12.1 Factor Apps: Logs
Hey everyone. Adam here for the next episode in the 12.1 factor app series. I’m writing more episodes addressing my amendments to the original 12 factors. After that, I’ll propose new factors.
Also, sorry about a mistake in the last episode. The podcast episode I mentioned is no longer available. The host told me he took the podcast completely offline. However, he did invite me onto his current podcast, Rails with Jason. I’ll go on his show in the coming weeks to discuss continuous delivery, deployment pipelines, preflight checks, smoke tests, and all that good stuff. Jason also said I can simulcast the episode on small batches, so that’s a goodone bonus episode for ya.
OK, enough preamble for now. Time to talk logs.
The 12 factor app states that applications should not concern themselves with storing their log stream. Simply log to standard out or standard error. This works in development because developers can see logs in their terminal. It also works in production because tooling can redirect logs or capture process streams independently of the application.
My stance on the 12 factor app is that it’s a great starting point but requires amendments. Just logging to standard out or standard error is not enough to build robust continuous delivery pipelines. We need to layer logging practices on top of the original recommendations.
So, the 12.1 factor app does three things:
1. Supports a LOG_LEVEL configuration option.
2. Uses a machine-readable format, like JSON, in production.
3. Generates time-series telemetry from logs.
Let’s consider each point.
The first point relates to the config factor. More on that in the previous episode at https://smallbatches.fm/6. Applications must support log-level configuration instead of hard coding it. Use a low log level like debug in development and info or higher in non-development environments.
Second, logs must be produced in a machine-readable format such as JSON. Oh, and no multiline logs. Multiline logs are effectively syntax errors in a log stream so, just really avoid them. Anyway, using a machine-readable format enables new use cases. Here is a few: Error logs may contain stack traces. Contextual information — such as user IDs — may be added to all log entries. Log entries can generate time-series data. Log entries may be parsed and routed to different storage systems. Warn and error logs may generate alerts. Fatal logs may page someone. You know, the list goes on and on.
The point regarding time-series telemetry warrants extra attention. Consider nginx or apache. Both output the well-known “access log” format. The format includes request latencies, response codes, and other information like the origin IP address. This single log line contains wonderfully useful telemetry! Parsing the log can generate a histogram on response latencies, also incoming request count, a percentage of satisfied requests, internal server errors, backend errors, a leaderboard on response codes, and more. That’s enough to understand how the HTTP service is operating, so there's no need for extra tools.

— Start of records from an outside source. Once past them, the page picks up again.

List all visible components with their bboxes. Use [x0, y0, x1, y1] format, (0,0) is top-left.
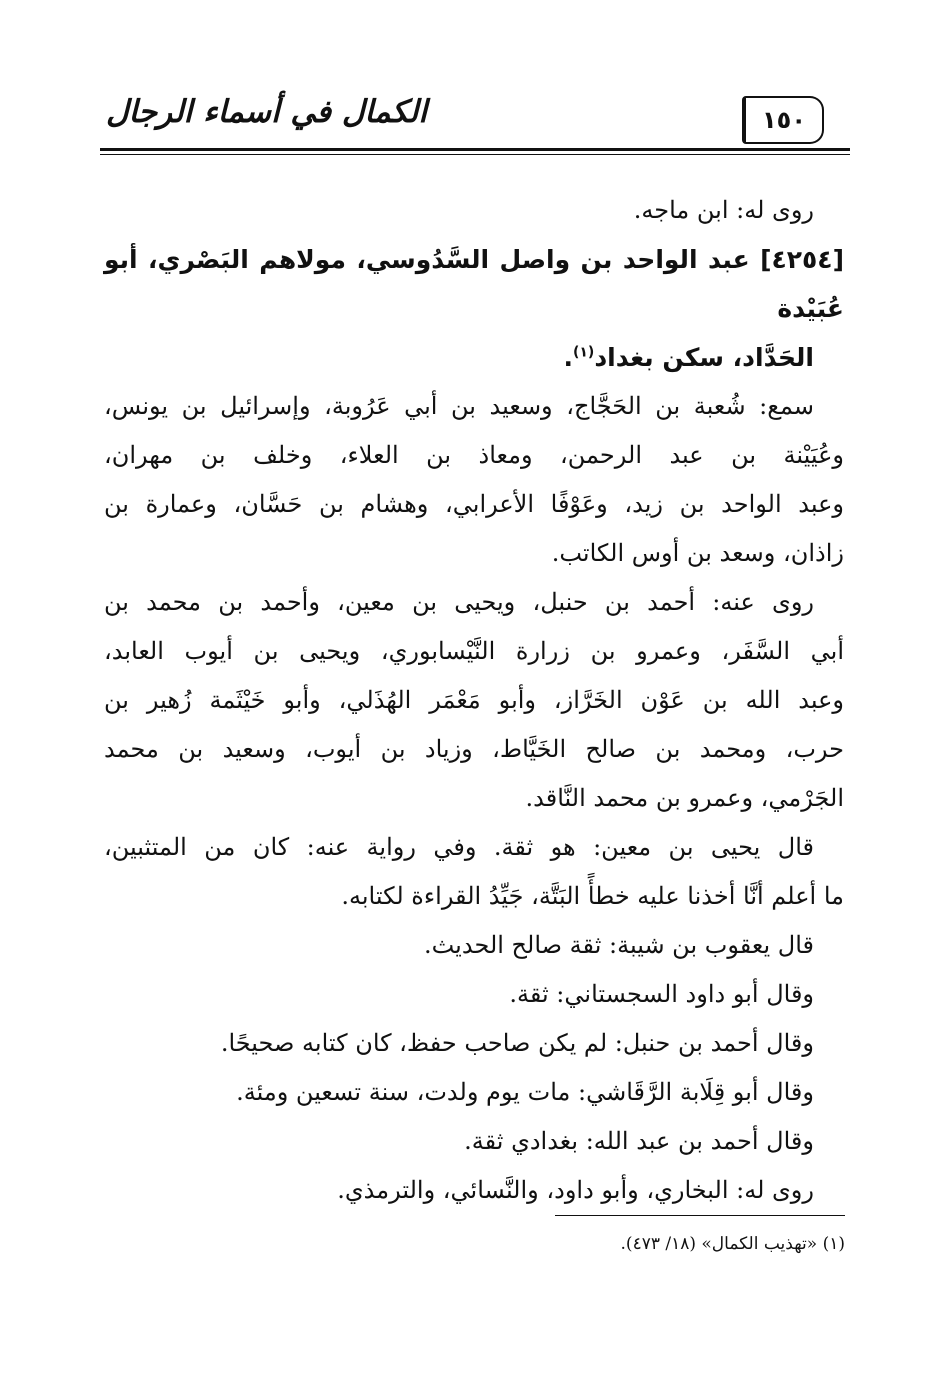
- text-line: روى عنه: أحمد بن حنبل، ويحيى بن معين، وأحمد بن محمد بن: [104, 588, 814, 616]
- text-line: حرب، ومحمد بن صالح الخَيَّاط، وزياد بن أيوب، وسعيد بن محمد: [104, 735, 844, 763]
- text-line: وقال أحمد بن حنبل: لم يكن صاحب حفظ، كان كتابه صحيحًا.: [220, 1029, 814, 1057]
- text-line: روى له: ابن ماجه.: [633, 196, 814, 224]
- text-line: وقال أبو داود السجستاني: ثقة.: [509, 980, 814, 1008]
- text-line: وقال أحمد بن عبد الله: بغدادي ثقة.: [464, 1127, 814, 1155]
- footnote: (١) «تهذيب الكمال» (١٨/ ٤٧٣).: [620, 1234, 845, 1254]
- entry-heading-end: الحَدَّاد، سكن بغداد: [594, 343, 814, 372]
- page-number-box: [742, 96, 824, 144]
- text-line: قال يحيى بن معين: هو ثقة. وفي رواية عنه: كان من المتثبين،: [104, 833, 814, 861]
- text-line: أبي السَّفَر، وعمرو بن زرارة النَّيْسابوري، ويحيى بن أيوب العابد،: [104, 637, 845, 665]
- text-line: وعبد الواحد بن زيد، وعَوْفًا الأعرابي، وهشام بن حَسَّان، وعمارة بن: [104, 490, 845, 518]
- text-line: الجَرْمي، وعمرو بن محمد النَّاقد.: [525, 784, 844, 812]
- header-rule-thin: [100, 154, 850, 155]
- footnote-ref: (١): [572, 344, 595, 361]
- text-line: وقال أبو قِلَابة الرَّقَاشي: مات يوم ولدت، سنة تسعين ومئة.: [236, 1078, 814, 1106]
- text-line: وعبد الله بن عَوْن الخَرَّاز، وأبو مَعْمَر الهُذَلي، وأبو خَيْثَمة زُهير بن: [104, 686, 845, 714]
- book-title: الكمال في أسماء الرجال: [106, 94, 427, 130]
- text-line: روى له: البخاري، وأبو داود، والنَّسائي، والترمذي.: [337, 1176, 814, 1204]
- entry-heading-line: [٤٢٥٤] عبد الواحد بن واصل السَّدُوسي، مولاهم البَصْري، أبو عُبَيْدة: [104, 245, 844, 323]
- entry-heading-line: الحَدَّاد، سكن بغداد$^{(١)}$.: [563, 343, 814, 372]
- page-number: ١٥٠: [762, 106, 806, 134]
- text-line: سمع: شُعبة بن الحَجَّاج، وسعيد بن أبي عَرُوبة، وإسرائيل بن يونس،: [104, 392, 814, 420]
- header-rule: [100, 148, 850, 151]
- text-line: وعُيَيْنة بن عبد الرحمن، ومعاذ بن العلاء، وخلف بن مهران،: [104, 441, 844, 469]
- text-line: ما أعلم أنَّا أخذنا عليه خطأً البَتَّة، جَيِّدُ القراءة لكتابه.: [341, 882, 844, 910]
- page-body: [104, 186, 844, 1215]
- text-line: زاذان، وسعد بن أوس الكاتب.: [551, 539, 844, 567]
- page-header: [100, 82, 850, 154]
- footnote-rule: [555, 1215, 845, 1216]
- text-line: قال يعقوب بن شيبة: ثقة صالح الحديث.: [423, 931, 814, 959]
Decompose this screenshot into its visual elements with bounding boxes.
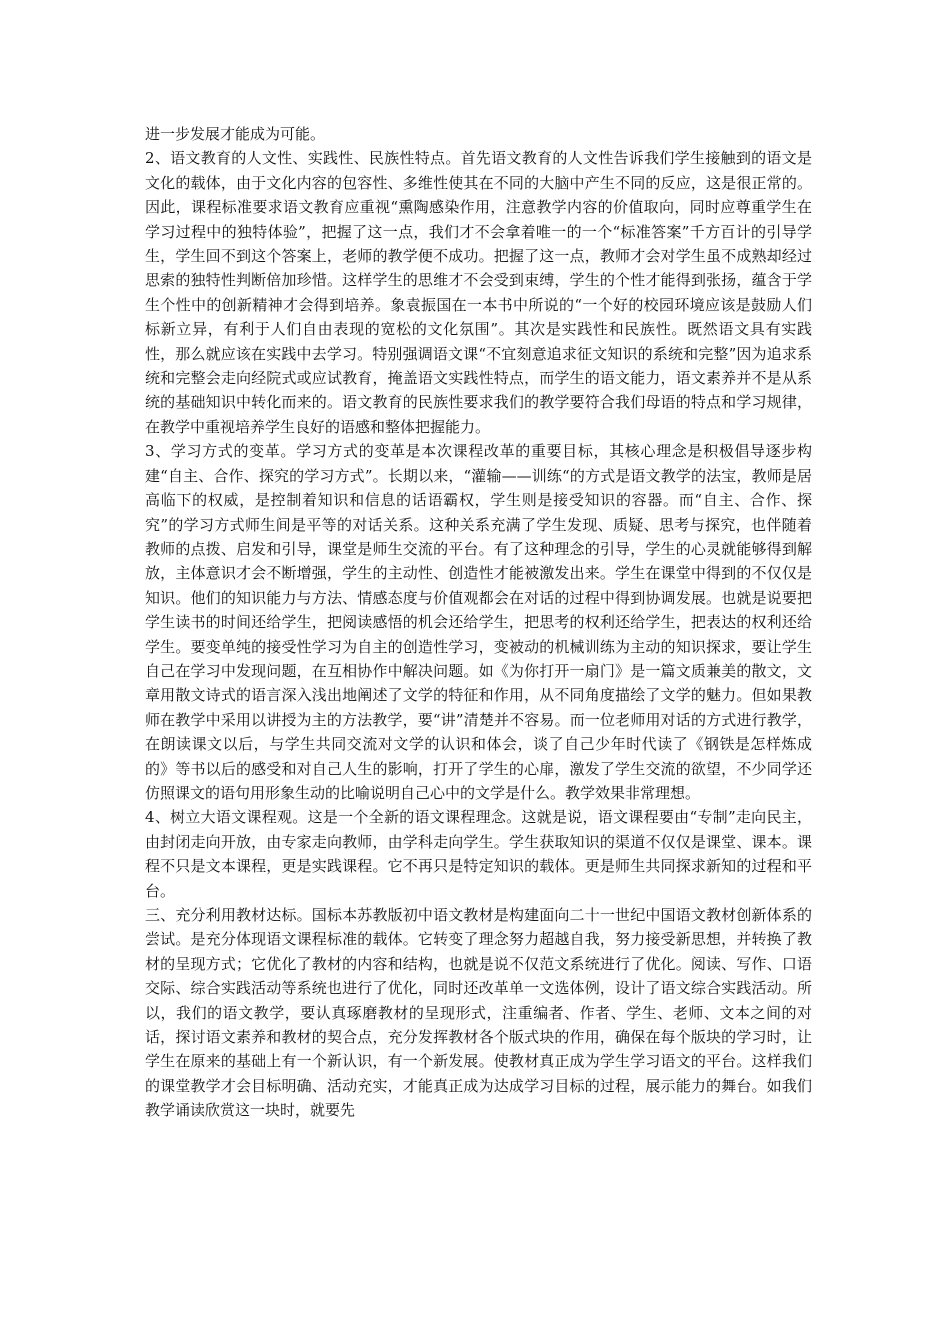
- paragraph-textbook-use: 三、充分利用教材达标。国标本苏教版初中语文教材是构建面向二十一世纪中国语文教材创新体系的尝试。是充分体现语文课程标准的载体。它转变了理念努力超越自我，努力接受新思想，并转换了教材的呈现方式；它优化了教材的内容和结构，也就是说不仅范文系统进行了优化。阅读、写作、口语交际、综合实践活动等系统也进行了优化，同时还改革单一文选体例，设计了语文综合实践活动。所以，我们的语文教学，要认真琢磨教材的呈现形式，注重编者、作者、学生、老师、文本之间的对话，探讨语文素养和教材的契合点，充分发挥教材各个版式块的作用，确保在每个版块的学习时，让学生在原来的基础上有一个新认识，有一个新发展。使教材真正成为学生学习语文的平台。这样我们的课堂教学才会目标明确、活动充实，才能真正成为达成学习目标的过程，展示能力的舞台。如我们教学诵读欣赏这一块时，就要先: [145, 906, 812, 1120]
- document-body: [145, 122, 812, 1123]
- paragraph-humanistic-nature: 2、语文教育的人文性、实践性、民族性特点。首先语文教育的人文性告诉我们学生接触到的语文是文化的载体，由于文化内容的包容性、多维性使其在不同的大脑中产生不同的反应，这是很正常的。因此，课程标准要求语文教育应重视“熏陶感染作用，注意教学内容的价值取向，同时应尊重学生在学习过程中的独特体验”，把握了这一点，我们才不会拿着唯一的一个“标准答案”千方百计的引导学生，学生回不到这个答案上，老师的教学便不成功。把握了这一点，教师才会对学生虽不成熟却经过思索的独特性判断倍加珍惜。这样学生的思维才不会受到束缚，学生的个性才能得到张扬，蕴含于学生个性中的创新精神才会得到培养。象袁振国在一本书中所说的“一个好的校园环境应该是鼓励人们标新立异，有利于人们自由表现的宽松的文化氛围”。其次是实践性和民族性。既然语文具有实践性，那么就应该在实践中去学习。特别强调语文课“不宜刻意追求征文知识的系统和完整”因为追求系统和完整会走向经院式或应试教育，掩盖语文实践性特点，而学生的语文能力，语文素养并不是从系统的基础知识中转化而来的。语文教育的民族性要求我们的教学要符合我们母语的特点和学习规律，在教学中重视培养学生良好的语感和整体把握能力。: [145, 149, 812, 436]
- paragraph-curriculum-view: 4、树立大语文课程观。这是一个全新的语文课程理念。这就是说，语文课程要由“专制”走向民主，由封闭走向开放，由专家走向教师，由学科走向学生。学生获取知识的渠道不仅仅是课堂、课本。课程不只是文本课程，更是实践课程。它不再只是特定知识的载体。更是师生共同探求新知的过程和平台。: [145, 808, 812, 900]
- paragraph-learning-methods: 3、学习方式的变革。学习方式的变革是本次课程改革的重要目标，其核心理念是积极倡导逐步构建“自主、合作、探究的学习方式”。长期以来，“灌输——训练“的方式是语文教学的法宝，教师是居高临下的权威，是控制着知识和信息的话语霸权，学生则是接受知识的容器。而“自主、合作、探究”的学习方式师生间是平等的对话关系。这种关系充满了学生发现、质疑、思考与探究，也伴随着教师的点拨、启发和引导，课堂是师生交流的平台。有了这种理念的引导，学生的心灵就能够得到解放，主体意识才会不断增强，学生的主动性、创造性才能被激发出来。学生在课堂中得到的不仅仅是知识。他们的知识能力与方法、情感态度与价值观都会在对话的过程中得到协调发展。也就是说要把学生读书的时间还给学生，把阅读感悟的机会还给学生，把思考的权利还给学生，把表达的权利还给学生。要变单纯的接受性学习为自主的创造性学习，变被动的机械训练为主动的知识探求，要让学生自己在学习中发现问题，在互相协作中解决问题。如《为你打开一扇门》是一篇文质兼美的散文，文章用散文诗式的语言深入浅出地阐述了文学的特征和作用，从不同角度描绘了文学的魅力。但如果教师在教学中采用以讲授为主的方法教学，要“讲”清楚并不容易。而一位老师用对话的方式进行教学，在朗读课文以后，与学生共同交流对文学的认识和体会，谈了自己少年时代读了《钢铁是怎样炼成的》等书以后的感受和对自己人生的影响，打开了学生的心扉，激发了学生交流的欲望，不少同学还仿照课文的语句用形象生动的比喻说明自己心中的文学是什么。教学效果非常理想。: [145, 442, 812, 802]
- paragraph-continuation: 进一步发展才能成为可能。: [145, 125, 326, 143]
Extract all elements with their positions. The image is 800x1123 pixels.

The same approach applies to internal telemetry. Applications can output time-series data to standard out for consumption by downstream systems. This eliminates the need for third-party libraries and external metric collection services in favor of infrastructure-level log storage and metric generation. You can see this principle in action with products like DataDog and NewRelic. Both offer centralized log storage, searching, and metric generation. Once metrics are generated, then you have access to full suite of tools around them such as graphing, monitoring, and alerting.
Alright. Let’s recap the three points:
1. Support log level configuration.
2. Log in a machine-readable format such as JSON.
3. Treat log streams as a telemetry source.
Also, these practices are especially useful in growing distributed systems since they shift responsibility out of applications and into horizontal support layers.
Anyway, that’s all for this one. Go forth and log.